Poised for slower prepayments
admin | January 8, 2021
This document is intended for institutional investors and is not subject to all of the independence and disclosure standards applicable to debt research reports prepared for retail investors.
After a small rise in prepayments in December, MBS speeds should begin to drop in January and beyond. The recent downdraft in MBS prices should push mortgage rates higher and speeds slower, especially since lenders have little room to narrow the spread between primary and secondary mortgage rates. As interest in extension protection begins to build in the next few months, interest in low loan balance pools and low FICO pools may pick up.
A bump higher in December
Conventional 30-year prepayment speeds increased in December, mostly driven by an increase in business days. Overall origination activity remains capped by capacity constraints, limiting the potential increase in refinancing activity. Fannie Mae speeds increased 7% and Freddie Mac speeds increased 5%, in line with Amherst Pierpont expectation of a 5% pickup. Street consensus looked for a 10% to 15% jump, likely assuming a continuing decline in primary rates would translate into faster speeds. But the average production rate has not fallen as much as primary rate surveys like Freddie Mac’s, which can lead to overestimates of prepayment speeds.
Prepayment speeds should fall 10 to 15% in January, typically a very slow month for prepayments. Housing turnover falls to its seasonal low and January has 1.5 fewer business days than December. The refinance index was relatively stable in December, continuing a trend from the prior few months, so refinancing activity is unlikely to increase (Exhibit 1). However, the government index spiked in early December, signaling that Ginnie Mae speeds may not drop as much as conventional in January. Beyond January, prepayment speeds could start to slow if the sell-off holds and mortgage rates shift higher.
Exhibit 1: The refi index holds steady, although shows a jump in government activity in early December
The Freddie Mac Primary Mortgage Market Survey rate continued to drift lower in December. However, as has been the case for the last few months, the drop had little effect on refinance activity since originators are operating near capacity. They only have an incentive to lower rates just enough to keep their pipelines filled.

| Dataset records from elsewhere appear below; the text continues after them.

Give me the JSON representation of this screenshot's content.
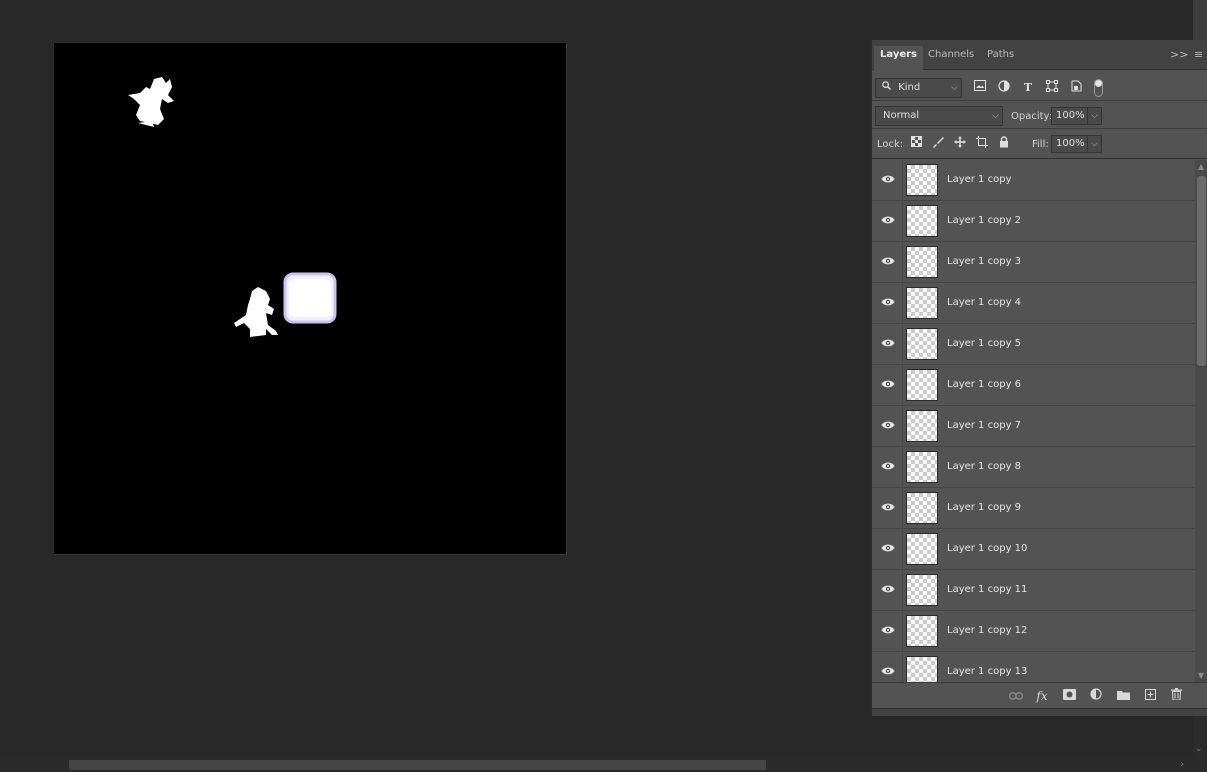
{
  "panel": {
    "tabs": [
      {
        "label": "Layers",
        "active": true
      },
      {
        "label": "Channels",
        "active": false
      },
      {
        "label": "Paths",
        "active": false
      }
    ],
    "collapse_glyph": ">>",
    "menu_glyph": "≡"
  },
  "filter": {
    "kind_label": "Kind",
    "kind_icon": "search-icon",
    "icons": [
      "image-filter-icon",
      "adjustment-filter-icon",
      "type-filter-icon",
      "shape-filter-icon",
      "smart-object-filter-icon"
    ]
  },
  "blend": {
    "mode": "Normal",
    "opacity_label": "Opacity:",
    "opacity_value": "100%"
  },
  "lock": {
    "label": "Lock:",
    "icons": [
      "lock-transparent-icon",
      "lock-pixels-icon",
      "lock-position-icon",
      "lock-artboard-icon",
      "lock-all-icon"
    ],
    "fill_label": "Fill:",
    "fill_value": "100%"
  },
  "layers": [
    {
      "name": "Layer 1 copy",
      "visible": true
    },
    {
      "name": "Layer 1 copy 2",
      "visible": true
    },
    {
      "name": "Layer 1 copy 3",
      "visible": true
    },
    {
      "name": "Layer 1 copy 4",
      "visible": true
    },
    {
      "name": "Layer 1 copy 5",
      "visible": true
    },
    {
      "name": "Layer 1 copy 6",
      "visible": true
    },
    {
      "name": "Layer 1 copy 7",
      "visible": true
    },
    {
      "name": "Layer 1 copy 8",
      "visible": true
    },
    {
      "name": "Layer 1 copy 9",
      "visible": true
    },
    {
      "name": "Layer 1 copy 10",
      "visible": true
    },
    {
      "name": "Layer 1 copy 11",
      "visible": true
    },
    {
      "name": "Layer 1 copy 12",
      "visible": true
    },
    {
      "name": "Layer 1 copy 13",
      "visible": true
    }
  ],
  "bottom_icons": [
    "link-layers-icon",
    "fx-icon",
    "add-mask-icon",
    "new-adjustment-icon",
    "new-group-icon",
    "new-layer-icon",
    "trash-icon"
  ],
  "colors": {
    "canvas": "#000000",
    "workspace": "#282828",
    "panel": "#535353"
  }
}
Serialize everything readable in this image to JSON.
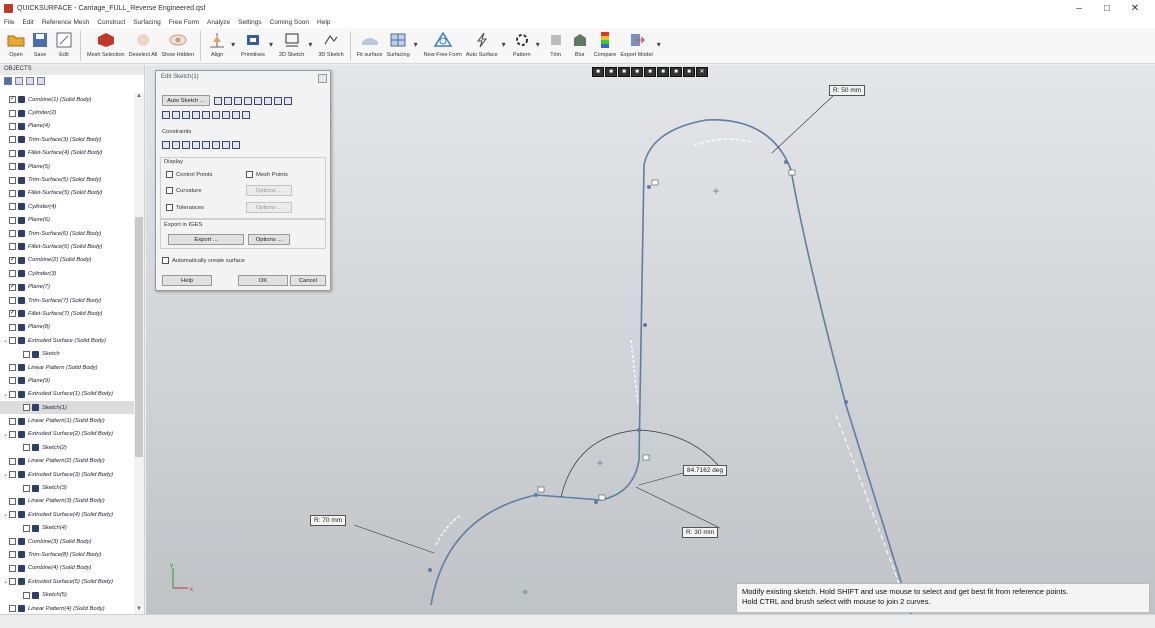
{
  "window": {
    "title": "QUICKSURFACE - Carriage_FULL_Reverse Engineered.qsf",
    "minimize": "–",
    "maximize": "□",
    "close": "✕"
  },
  "menu": [
    "File",
    "Edit",
    "Reference Mesh",
    "Construct",
    "Surfacing",
    "Free Form",
    "Analyze",
    "Settings",
    "Coming Soon",
    "Help"
  ],
  "toolbar": [
    {
      "label": "Open",
      "icon": "folder-icon"
    },
    {
      "label": "Save",
      "icon": "save-icon"
    },
    {
      "label": "Edit",
      "icon": "edit-icon"
    },
    {
      "label": "Mesh Selection",
      "icon": "mesh-selection-icon"
    },
    {
      "label": "Deselect All",
      "icon": "deselect-icon"
    },
    {
      "label": "Show Hidden",
      "icon": "eye-icon"
    },
    {
      "label": "Align",
      "icon": "align-icon"
    },
    {
      "label": "Primitives",
      "icon": "primitives-icon"
    },
    {
      "label": "2D Sketch",
      "icon": "sketch-2d-icon"
    },
    {
      "label": "3D Sketch",
      "icon": "sketch-3d-icon"
    },
    {
      "label": "Fit surface",
      "icon": "fit-surface-icon"
    },
    {
      "label": "Surfacing",
      "icon": "surfacing-icon"
    },
    {
      "label": "New Free Form",
      "icon": "free-form-icon"
    },
    {
      "label": "Auto Surface",
      "icon": "auto-surface-icon"
    },
    {
      "label": "Pattern",
      "icon": "pattern-icon"
    },
    {
      "label": "Trim",
      "icon": "trim-icon"
    },
    {
      "label": "Blur",
      "icon": "blur-icon"
    },
    {
      "label": "Compare",
      "icon": "compare-icon"
    },
    {
      "label": "Export Model",
      "icon": "export-icon"
    }
  ],
  "objects_panel": {
    "title": "OBJECTS",
    "items": [
      {
        "label": "Combine(1) (Solid Body)",
        "checked": "✓",
        "expander": ""
      },
      {
        "label": "Cylinder(2)",
        "checked": "",
        "expander": ""
      },
      {
        "label": "Plane(4)",
        "checked": "",
        "expander": ""
      },
      {
        "label": "Trim-Surface(3) (Solid Body)",
        "checked": "",
        "expander": ""
      },
      {
        "label": "Fillet-Surface(4) (Solid Body)",
        "checked": "",
        "expander": ""
      },
      {
        "label": "Plane(5)",
        "checked": "",
        "expander": ""
      },
      {
        "label": "Trim-Surface(5) (Solid Body)",
        "checked": "",
        "expander": ""
      },
      {
        "label": "Fillet-Surface(5) (Solid Body)",
        "checked": "",
        "expander": ""
      },
      {
        "label": "Cylinder(4)",
        "checked": "",
        "expander": ""
      },
      {
        "label": "Plane(6)",
        "checked": "",
        "expander": ""
      },
      {
        "label": "Trim-Surface(6) (Solid Body)",
        "checked": "",
        "expander": ""
      },
      {
        "label": "Fillet-Surface(6) (Solid Body)",
        "checked": "",
        "expander": ""
      },
      {
        "label": "Combine(2) (Solid Body)",
        "checked": "✓",
        "expander": ""
      },
      {
        "label": "Cylinder(3)",
        "checked": "",
        "expander": ""
      },
      {
        "label": "Plane(7)",
        "checked": "✓",
        "expander": ""
      },
      {
        "label": "Trim-Surface(7) (Solid Body)",
        "checked": "",
        "expander": ""
      },
      {
        "label": "Fillet-Surface(7) (Solid Body)",
        "checked": "✓",
        "expander": ""
      },
      {
        "label": "Plane(8)",
        "checked": "",
        "expander": ""
      },
      {
        "label": "Extruded Surface (Solid Body)",
        "checked": "",
        "expander": "⌄"
      },
      {
        "label": "Sketch",
        "checked": "",
        "expander": ""
      },
      {
        "label": "Linear Pattern (Solid Body)",
        "checked": "",
        "expander": ""
      },
      {
        "label": "Plane(9)",
        "checked": "",
        "expander": ""
      },
      {
        "label": "Extruded Surface(1) (Solid Body)",
        "checked": "",
        "expander": "⌄"
      },
      {
        "label": "Sketch(1)",
        "checked": "",
        "expander": "",
        "selected": true
      },
      {
        "label": "Linear Pattern(1) (Solid Body)",
        "checked": "",
        "expander": ""
      },
      {
        "label": "Extruded Surface(2) (Solid Body)",
        "checked": "",
        "expander": "⌄"
      },
      {
        "label": "Sketch(2)",
        "checked": "",
        "expander": ""
      },
      {
        "label": "Linear Pattern(2) (Solid Body)",
        "checked": "",
        "expander": ""
      },
      {
        "label": "Extruded Surface(3) (Solid Body)",
        "checked": "",
        "expander": "⌄"
      },
      {
        "label": "Sketch(3)",
        "checked": "",
        "expander": ""
      },
      {
        "label": "Linear Pattern(3) (Solid Body)",
        "checked": "",
        "expander": ""
      },
      {
        "label": "Extruded Surface(4) (Solid Body)",
        "checked": "",
        "expander": "⌄"
      },
      {
        "label": "Sketch(4)",
        "checked": "",
        "expander": ""
      },
      {
        "label": "Combine(3) (Solid Body)",
        "checked": "",
        "expander": ""
      },
      {
        "label": "Trim-Surface(8) (Solid Body)",
        "checked": "",
        "expander": ""
      },
      {
        "label": "Combine(4) (Solid Body)",
        "checked": "",
        "expander": ""
      },
      {
        "label": "Extruded Surface(5) (Solid Body)",
        "checked": "",
        "expander": "⌄"
      },
      {
        "label": "Sketch(5)",
        "checked": "",
        "expander": ""
      },
      {
        "label": "Linear Pattern(4) (Solid Body)",
        "checked": "",
        "expander": ""
      }
    ]
  },
  "dialog": {
    "title": "Edit Sketch(1)",
    "auto_sketch": "Auto Sketch ...",
    "constraints_label": "Constraints",
    "display_label": "Display",
    "control_points": "Control Points",
    "mesh_points": "Mesh Points",
    "curvature": "Curvature",
    "tolerances": "Tolerances",
    "options": "Options ...",
    "export_label": "Export in IGES",
    "export_btn": "Export ...",
    "auto_create": "Automatically create surface",
    "help": "Help",
    "ok": "OK",
    "cancel": "Cancel"
  },
  "viewport": {
    "dims": {
      "r50": "R: 50 mm",
      "angle": "84.7162 deg",
      "r30": "R: 30 mm",
      "r70": "R: 70 mm"
    },
    "hint_line1": "Modify existing sketch. Hold SHIFT and use mouse to select and get best fit from reference points.",
    "hint_line2": "Hold CTRL and brush select with mouse to join 2 curves.",
    "axis_y": "y",
    "axis_x": "x"
  },
  "colors": {
    "curve": "#5b7fa6",
    "accent": "#2b6cb0"
  }
}
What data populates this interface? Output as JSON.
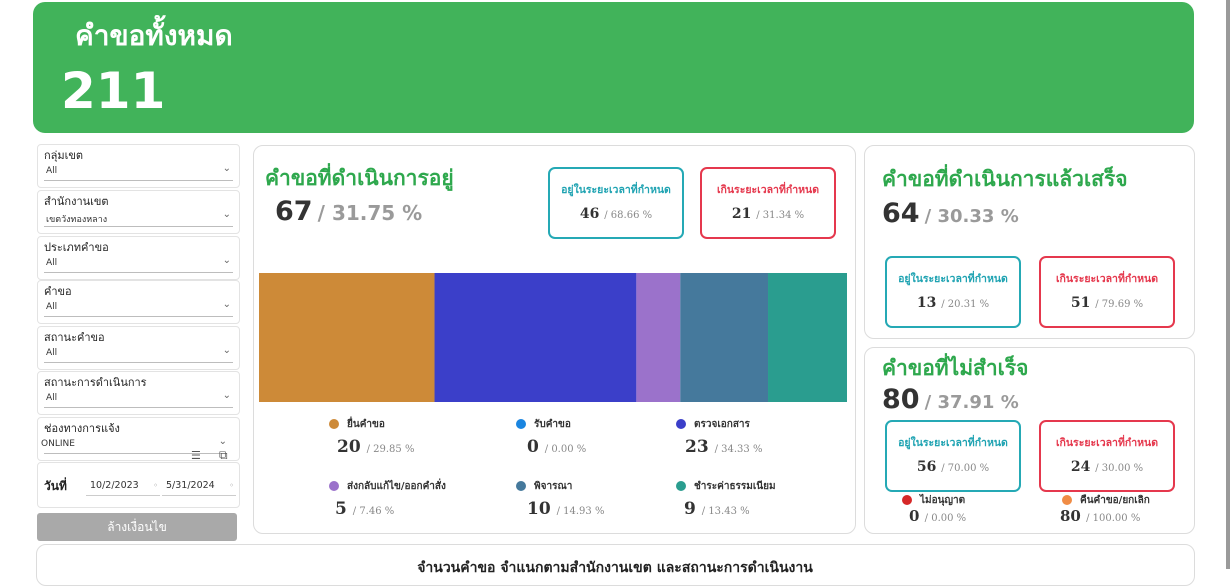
{
  "header": {
    "title": "คำขอทั้งหมด",
    "total": "211",
    "color": "#41b35a"
  },
  "filters": [
    {
      "label": "กลุ่มเขต",
      "value": "All"
    },
    {
      "label": "สำนักงานเขต",
      "value": "เขตวังทองหลาง"
    },
    {
      "label": "ประเภทคำขอ",
      "value": "All"
    },
    {
      "label": "คำขอ",
      "value": "All"
    },
    {
      "label": "สถานะคำขอ",
      "value": "All"
    },
    {
      "label": "สถานะการดำเนินการ",
      "value": "All"
    },
    {
      "label": "ช่องทางการแจ้ง",
      "value": "ONLINE"
    }
  ],
  "date_filter": {
    "label": "วันที่",
    "start": "10/2/2023",
    "end": "5/31/2024"
  },
  "clear_button": "ล้างเงื่อนไข",
  "in_progress": {
    "title": "คำขอที่ดำเนินการอยู่",
    "count": "67",
    "pct": "/ 31.75 %",
    "on_time": {
      "label": "อยู่ในระยะเวลาที่กำหนด",
      "count": "46",
      "pct": "/ 68.66 %"
    },
    "overdue": {
      "label": "เกินระยะเวลาที่กำหนด",
      "count": "21",
      "pct": "/ 31.34 %"
    },
    "legend": [
      {
        "name": "ยื่นคำขอ",
        "count": "20",
        "pct": "/ 29.85 %",
        "color": "#cd8a38"
      },
      {
        "name": "รับคำขอ",
        "count": "0",
        "pct": "/ 0.00 %",
        "color": "#1a85e0"
      },
      {
        "name": "ตรวจเอกสาร",
        "count": "23",
        "pct": "/ 34.33 %",
        "color": "#3b3fc9"
      },
      {
        "name": "ส่งกลับแก้ไข/ออกคำสั่ง",
        "count": "5",
        "pct": "/ 7.46 %",
        "color": "#9b72cb"
      },
      {
        "name": "พิจารณา",
        "count": "10",
        "pct": "/ 14.93 %",
        "color": "#45799c"
      },
      {
        "name": "ชำระค่าธรรมเนียม",
        "count": "9",
        "pct": "/ 13.43 %",
        "color": "#2a9d8f"
      }
    ]
  },
  "chart_data": {
    "type": "bar",
    "stacked": "horizontal-100%",
    "series": [
      {
        "name": "ยื่นคำขอ",
        "value": 20,
        "color": "#cd8a38"
      },
      {
        "name": "รับคำขอ",
        "value": 0,
        "color": "#1a85e0"
      },
      {
        "name": "ตรวจเอกสาร",
        "value": 23,
        "color": "#3b3fc9"
      },
      {
        "name": "ส่งกลับแก้ไข/ออกคำสั่ง",
        "value": 5,
        "color": "#9b72cb"
      },
      {
        "name": "พิจารณา",
        "value": 10,
        "color": "#45799c"
      },
      {
        "name": "ชำระค่าธรรมเนียม",
        "value": 9,
        "color": "#2a9d8f"
      }
    ]
  },
  "completed": {
    "title": "คำขอที่ดำเนินการแล้วเสร็จ",
    "count": "64",
    "pct": "/ 30.33 %",
    "on_time": {
      "label": "อยู่ในระยะเวลาที่กำหนด",
      "count": "13",
      "pct": "/ 20.31 %"
    },
    "overdue": {
      "label": "เกินระยะเวลาที่กำหนด",
      "count": "51",
      "pct": "/ 79.69 %"
    }
  },
  "failed": {
    "title": "คำขอที่ไม่สำเร็จ",
    "count": "80",
    "pct": "/ 37.91 %",
    "on_time": {
      "label": "อยู่ในระยะเวลาที่กำหนด",
      "count": "56",
      "pct": "/ 70.00 %"
    },
    "overdue": {
      "label": "เกินระยะเวลาที่กำหนด",
      "count": "24",
      "pct": "/ 30.00 %"
    },
    "legend": [
      {
        "name": "ไม่อนุญาต",
        "count": "0",
        "pct": "/ 0.00 %",
        "color": "#d62828"
      },
      {
        "name": "คืนคำขอ/ยกเลิก",
        "count": "80",
        "pct": "/ 100.00 %",
        "color": "#f08c45"
      }
    ]
  },
  "bottom": {
    "title": "จำนวนคำขอ จำแนกตามสำนักงานเขต และสถานะการดำเนินงาน"
  }
}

Exhibit 2: The primary rate continued to fall with little effect on refinance activity
Furthermore, over the last few months the rate borrowers receive has not dropped as much as Freddie’s survey rate. For example, the lagged month-average survey rate fell 22 bp from September to December, but the average origination rate only dropped 8 bp over that same period. Throughout much of the pandemic, the survey rate was overstating the rate borrowers received. This caused models and forecasters to underpredict prepayment speeds, especially early in the pandemic as the relationship diverged. Now the opposite is occurring as the relationship adjusts back to normal. The survey rate falls, making it appear as if speeds should increase. But borrowers have not received those lower rates, so speeds come in slower than forecasts.
Exhibit 3: The survey rate has overstated the drop in mortgage rates over the last three months
Lakeview continues to expand Ginnie Mae buyouts
Lakeview increased their buyouts for the second straight month. They bought out 22.1% of their loans that are at least 60 days delinquent in December, an increase from 12.2% in November. But buyouts remained steady at most other servicers, whether bank or non-bank. For example, PennyMac bought out 8.1% of their D60+ loans in December and 8.0% in November. Freedom’s buyout pace remained extremely low at only 1.3% of D60+ loans.
Among the banks, many have few loans remaining to buyout, so the effect on speeds is relatively low. However, Flagstar has not been aggressively buying out loans and now has 16% of their loans at least 60 days delinquent. Pools with a heavy Flagstar concentration could prepay extremely quickly should they ramp up their buyouts.
Exhibit 4: Lakeview further increased buyouts in December
The Fannie and Freddie numbers
Fannie Mae 30-year MBS increased 7.3% and Freddie Mac increased 5% in December, driven by an additional 1.5 business days. The increase was in-line with our expectation was for a 5% increase, with slower turnover moderating the effect of day count. Most 2019 and earlier vintage cohorts increased consistent with day count. Some lower coupon pools, mostly 2020 production, jumped more. That’s because these loans are the ones sensitive to the small drop in interest rates and are ramping into the peak refinancing window.
Exhibit 5: Day count pushed speeds faster in December
The recent MBS sell-off should push mortgage rates higher, raising the prospect of slowing prepayment speeds. Low loan balance specified pools have historically prepaid faster when out-of-the-money, providing a good source of extension protection. These borrowers are often in starter homes and more likely to need to move into a larger place as their families grow. Low FICO pools are another possibility—some borrowers will see their credit improve and choose to move into a nicer home, and borrowers that remain low credit are more likely to default.